I have figured out that:
- When photons leak out from a container, the entropy of the photon collection increases, because each photon has a different escape time.
- Photons that have leaked out from a container can be collected into a container of the same size, if that container is in a gravity well deep enough.
- When photons fall some distance in a gravity field, each photon's energy becomes multiplied by some factor, which does not change the entropy.
- After aforementioned container has been winched up from the gravity well, the entropy of the photons inside must be increased compared to the entropy of the photons inside the first leaky container.
So I suspect that lifting some radiation increases its entropy. Am I on a right track here?

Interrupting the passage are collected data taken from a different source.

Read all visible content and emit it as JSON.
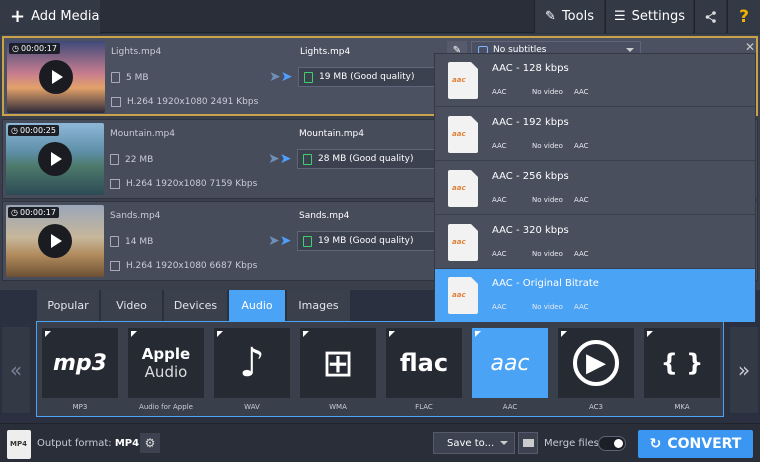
{
  "toolbar": {
    "add_media": "Add Media",
    "tools": "Tools",
    "settings": "Settings",
    "help": "?"
  },
  "files": [
    {
      "duration": "00:00:17",
      "name": "Lights.mp4",
      "size": "5 MB",
      "info": "H.264 1920x1080 2491 Kbps",
      "out_name": "Lights.mp4",
      "out_size": "19 MB (Good quality)",
      "subtitles": "No subtitles"
    },
    {
      "duration": "00:00:25",
      "name": "Mountain.mp4",
      "size": "22 MB",
      "info": "H.264 1920x1080 7159 Kbps",
      "out_name": "Mountain.mp4",
      "out_size": "28 MB (Good quality)"
    },
    {
      "duration": "00:00:17",
      "name": "Sands.mp4",
      "size": "14 MB",
      "info": "H.264 1920x1080 6687 Kbps",
      "out_name": "Sands.mp4",
      "out_size": "19 MB (Good quality)"
    }
  ],
  "presets": [
    {
      "title": "AAC - 128 kbps",
      "a": "AAC",
      "b": "No video",
      "c": "AAC"
    },
    {
      "title": "AAC - 192 kbps",
      "a": "AAC",
      "b": "No video",
      "c": "AAC"
    },
    {
      "title": "AAC - 256 kbps",
      "a": "AAC",
      "b": "No video",
      "c": "AAC"
    },
    {
      "title": "AAC - 320 kbps",
      "a": "AAC",
      "b": "No video",
      "c": "AAC"
    },
    {
      "title": "AAC - Original Bitrate",
      "a": "AAC",
      "b": "No video",
      "c": "AAC"
    }
  ],
  "preset_icon_label": "aac",
  "tabs": [
    "Popular",
    "Video",
    "Devices",
    "Audio",
    "Images"
  ],
  "formats": [
    {
      "label": "MP3",
      "icon_text": "mp3"
    },
    {
      "label": "Audio for Apple",
      "icon_text": "Apple",
      "icon_text2": "Audio"
    },
    {
      "label": "WAV",
      "icon_text": "♪"
    },
    {
      "label": "WMA",
      "icon_text": "⊞"
    },
    {
      "label": "FLAC",
      "icon_text": "flac"
    },
    {
      "label": "AAC",
      "icon_text": "aac"
    },
    {
      "label": "AC3",
      "icon_text": "▶"
    },
    {
      "label": "MKA",
      "icon_text": "{ }"
    }
  ],
  "bottom": {
    "output_label": "Output format:",
    "output_value": "MP4",
    "mp4_icon": "MP4",
    "save_to": "Save to...",
    "merge": "Merge files:",
    "convert": "CONVERT"
  },
  "colors": {
    "accent": "#4aa3f5",
    "selected_border": "#c9a24a",
    "convert": "#3a96f0"
  }
}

I have a suggestion how the entropy increases when a cube-shaped mirror walled container of radiation is lifted: A photon moving into just right direction does not touch the floor or the ceiling of the container during the lifting process. The lifting agent does not do any work on that photon. Work done on a photon ranges from zero to X joules, which increases entropy. When gravity does work on photons, every photon's energy increases by K percents, which does not increase entropy.
Clarification to point 2: Observer in the gravity well sees the radiation to leak out rapidly. The short time implies small entropy increase. Observer outside the gravity well sees that radiation slows down when the radiation enters the gravity well. The line of photons contracts when photons at the front are slowing down.
Oh yes, optically dense material has the same effect as gravity well. And also if a photon catcher device moves rapidly towards the photons, then photons go in rapidly and come out slowly, which allows an arbitrarily large photon gas cloud to be caught into a small volume container, in this process temperature of radiation increases without entropy of radiation increasing.